“I am not going to Brussels to compromise our national interest,” May wrote in the Mail on Sunday. “I am going to fight for it. I am going to fight for our Brexit deal — because it is the right deal for Britain.”
May faces tricky votes in the House of Commons this week that Euroskeptics in her Conservative Party see as a test of opposition to her Brexit policy. Boris Johnson, the former foreign minister, and David Davis, the former Brexit secretary, resigned over it, fueling speculation of a possible leadership challenge. “This jeopardises the opportunities offered by Brexit,” Davis wrote in the Financial Times on Sunday. “The chance to become acredible trading partner will be compromised.”
Interlinked Regimes
May’s Brexit blueprint calls for a UK-EU “free trade area” with interlinked customs regimes, but critics argue that it would leave Britain signed up to rules on trade it would no longer have any ability to influence and prevent it from signing trade deals with non-EU countries.
US President Donald Trump said in an interview in the Sun newspaper last week that too much regulatory alignment with the EU would “kill” a trans-Atlantic free-trade deal. He also criticised May for the way she handled negotiations with the EU and said the deal she’s pursuing “is not what the people voted on.”
At a joint press conference on Friday, Trump softened his criticism of May’s leadership — though he didn’t back off from his central warning on trade. “The only thing I ask of Theresa is that we make sure we can trade, that we don’t have any restrictions, because we want to trade with the UK and the UK wants to trade with us,” he said. He also revealed that May had rejected his earlier “suggestion” for how to deal with the EU because it was too “brutal,” without saying what it was.
‘Good Deal’
“We’re going to be able to cut tariffs, we’re going to be able to change quotas, we’re going to be able to have freedom on services, we’re going to be able to have bilateral investment deals,” May said on the BBC. “This is a good deal for the UK.”

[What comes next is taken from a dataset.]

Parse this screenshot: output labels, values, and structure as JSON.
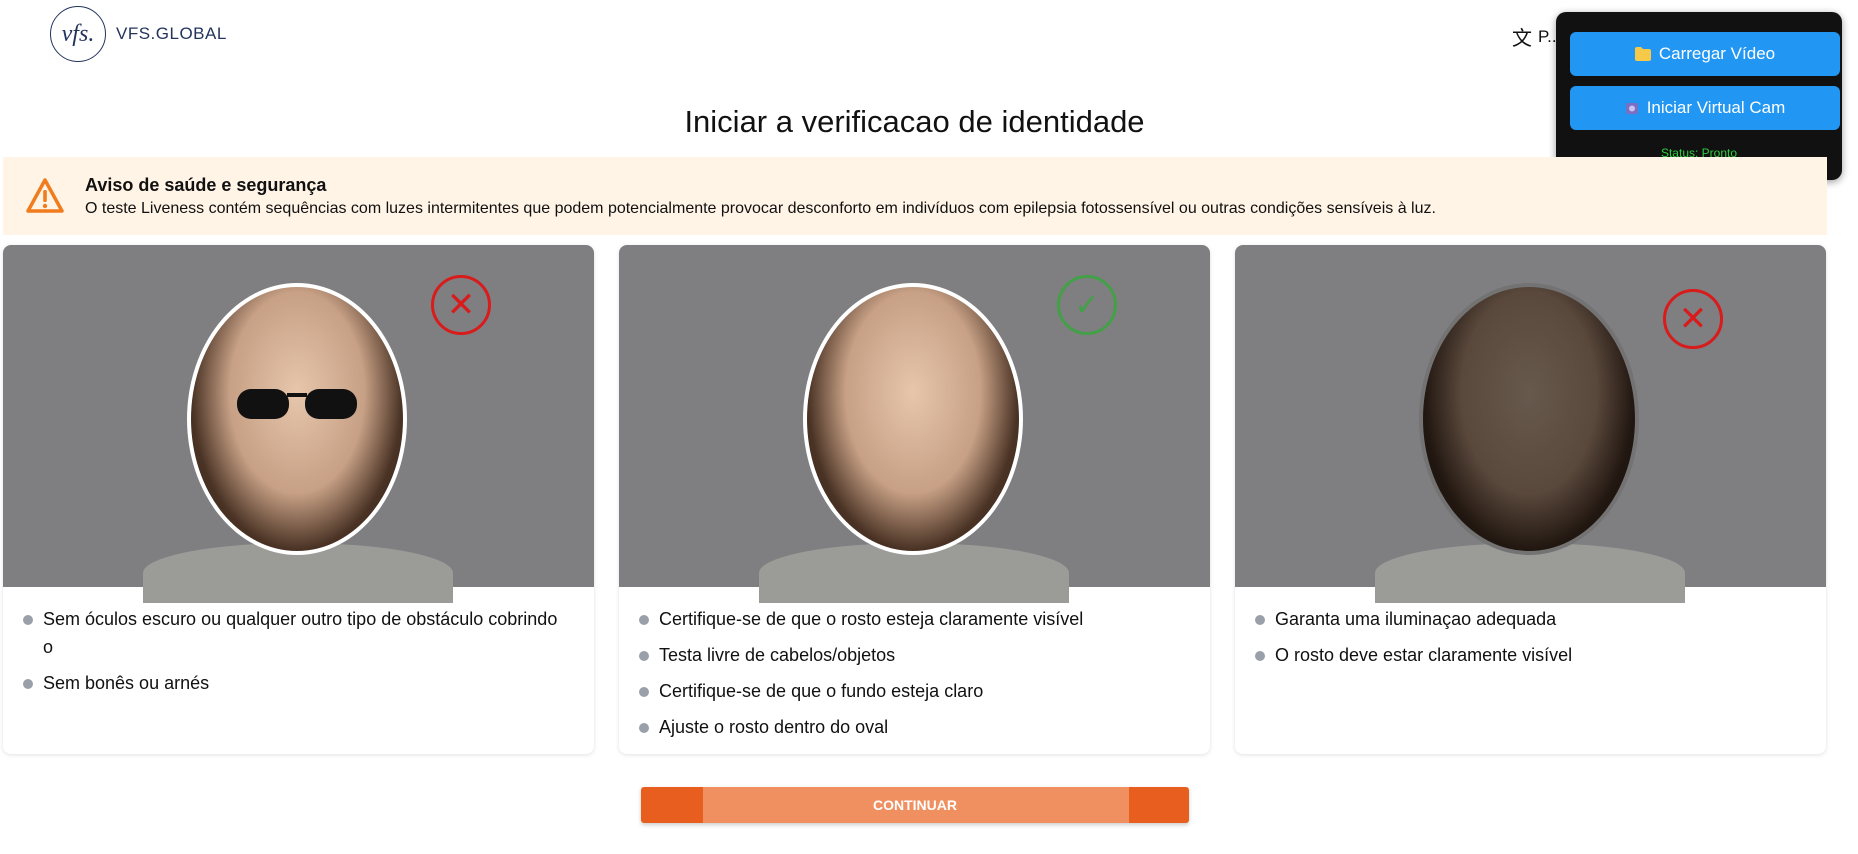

May will get a sense of where she stands on Monday when the Taxation (Cross-Border Trade) returns to the House of Commons. Jacob Rees-Mogg, chairman of the pro-Brexit European Research Group, has offered amendments. Seven Conservatives need to rebel for it to be defeated — though it depends on how lawmakers from parties vote.
It’s unlikely that opposition Labour Party lawmakers seeking a soft Brexit will help May get her plans through. Peter Mandelson, Britain’s former trade commissioner in Brussels and a Labour peer in the House of Lords, said in the Observer that May’s plans would deliver “the polar opposite of taking back control.”
“Britain, in effect, would be entrapped and the more you think through the implications the more the whole thing looks less like a soft Brexit than a national humiliation,” he wrote.